First, you'll "import" those key entities into Music Assistant.  Head on to its settings, then go to Providers.  Find the Home Assistant plugin provider on the list of providers and go into its settings.  I'll show you how my own HA settings look here:

What you have to do in this screen is select the player controls (volume, power and mute) that represent the controls for your sound system.  By way of example from our home:

• The master switch that powers everything on and off in our home is called Media center (a group switch that controls the receiver and the speakers simultaneously).  I'll show you a bit of code below.
• The receiver connected to our audio bridge, which provides volume and mute (the two things I want to control when I'm listening to music) is called Marantz AV7702mkii.

Once these entities are selected, save the settings (scroll down for that).

The second step is to assign them to the audio bridge.  For that, go back to the Settings -> Players screen, and open up the audio bridge settings from there.  Here are the relevant settings:

Under Player controls, select the power control entity you imported from Home Assistant.  Additionally, if available, select the volume control and mute control that will supplant the volume and mute controls from the audio bridge.

Now save the settings.

From this point on, the power, mute and volume controls of the audio bridge in Music Assistant will control your audio gear instead of making any changes to the audio bridge directly.

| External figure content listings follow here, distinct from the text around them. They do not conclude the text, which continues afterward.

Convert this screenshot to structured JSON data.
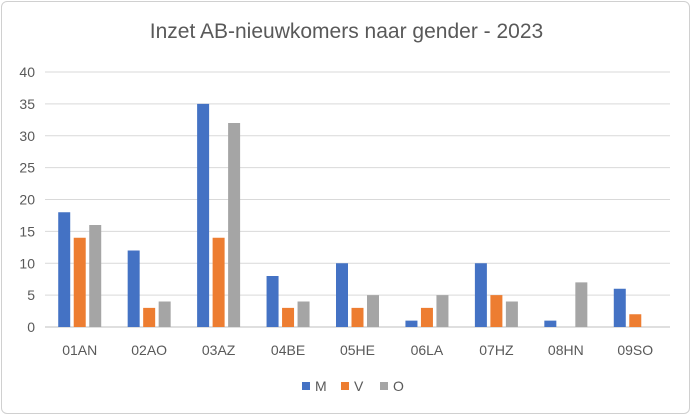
{
  "chart_data": {
    "type": "bar",
    "title": "Inzet AB-nieuwkomers naar gender - 2023",
    "categories": [
      "01AN",
      "02AO",
      "03AZ",
      "04BE",
      "05HE",
      "06LA",
      "07HZ",
      "08HN",
      "09SO"
    ],
    "series": [
      {
        "name": "M",
        "color": "#4472c4",
        "values": [
          18,
          12,
          35,
          8,
          10,
          1,
          10,
          1,
          6
        ]
      },
      {
        "name": "V",
        "color": "#ed7d31",
        "values": [
          14,
          3,
          14,
          3,
          3,
          3,
          5,
          0,
          2
        ]
      },
      {
        "name": "O",
        "color": "#a5a5a5",
        "values": [
          16,
          4,
          32,
          4,
          5,
          5,
          4,
          7,
          0
        ]
      }
    ],
    "ylim": [
      0,
      40
    ],
    "yticks": [
      0,
      5,
      10,
      15,
      20,
      25,
      30,
      35,
      40
    ],
    "grid": true,
    "legend": "bottom",
    "xlabel": "",
    "ylabel": ""
  }
}
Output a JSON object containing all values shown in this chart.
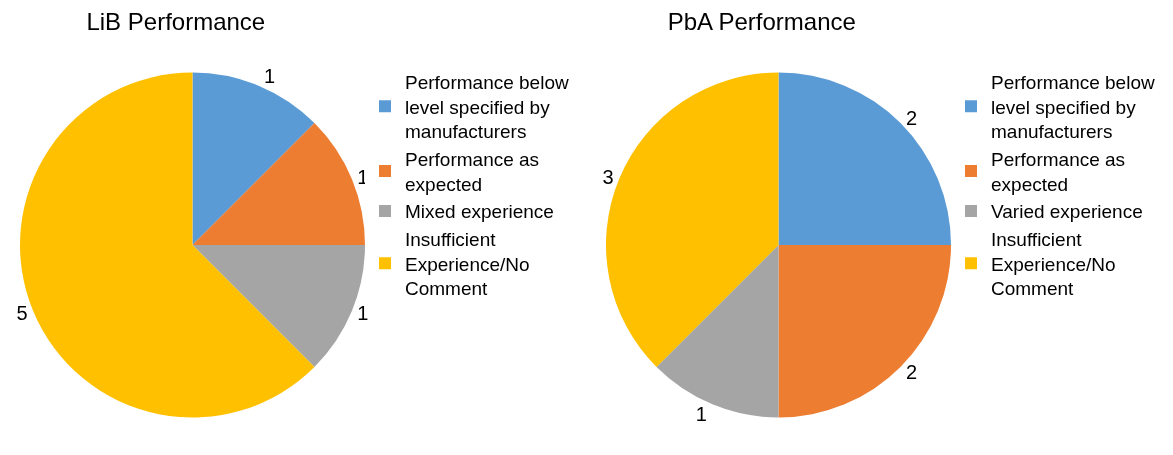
{
  "chart_data": [
    {
      "type": "pie",
      "title": "LiB Performance",
      "categories": [
        "Performance below level specified by manufacturers",
        "Performance as expected",
        "Mixed experience",
        "Insufficient Experience/No Comment"
      ],
      "values": [
        1,
        1,
        1,
        5
      ],
      "colors": [
        "#5b9bd5",
        "#ed7d31",
        "#a5a5a5",
        "#ffc000"
      ],
      "data_labels": true,
      "legend": "right"
    },
    {
      "type": "pie",
      "title": "PbA Performance",
      "categories": [
        "Performance below level specified by manufacturers",
        "Performance as expected",
        "Varied experience",
        "Insufficient Experience/No Comment"
      ],
      "values": [
        2,
        2,
        1,
        3
      ],
      "colors": [
        "#5b9bd5",
        "#ed7d31",
        "#a5a5a5",
        "#ffc000"
      ],
      "data_labels": true,
      "legend": "right"
    }
  ]
}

This is wonderful.  Among other things, this means you can have arbitrarily complex things happen when you start playing music.  For example, this is what our master switch (Media center audio) does — it's a template switch in our Home Assistant configuration:

# Snippet of Home Assistant configuration.yaml.
template:
  - switch:
    - icon: mdi:speaker-play
      name: Media center audio
      unique_id: media_center_audio
      default_entity_id: switch.media_center_audio
      state: |-
        {{
          not is_state("media_player.marantz_av7702mkii", ["off", "unavailable", "unknown"])
          and
          is_state("switch.living_room_speakers", 'on')
        }}
      availability: |-
        {{
          has_value('switch.living_room_speakers')
          and
          has_value('media_player.marantz_av7702mkii')
        }}
      turn_on:
        sequence:
        - action: media_player.turn_on
          target:
            entity_id: media_player.marantz_av7702mkii
        - action: switch.turn_on
          target:
            entity_id: switch.living_room_speakers
        - delay:
            seconds: 2
        - action: media_player.select_source
          target:
            entity_id: media_player.marantz_av7702mkii
          data:
            source: "Music Assistant"
      turn_off:
        sequence:
        - action: media_player.turn_off
          target:
            entity_id: media_player.marantz_av7702mkii
        - action: switch.turn_off
          target:
            entity_id: switch.living_room_speakers

The switch above is fairly simple:

• On power on, turn the receiver and the speakers on, wait 2 seconds, and finally set the receiver up to play sound from the Music Assistant source.
• On power off, simply turn off the receiver and the speakers.

With this little bit of elbow grease, I can let Music Assistant control my entire home theater — I never ever need to touch a remote control ever again.  The moment I hit Play in Music Assistant, it knows to turn my home theater on and set the right source.  When I'm done, I hit the power button in Music Assistant, and everything powers off gracefully.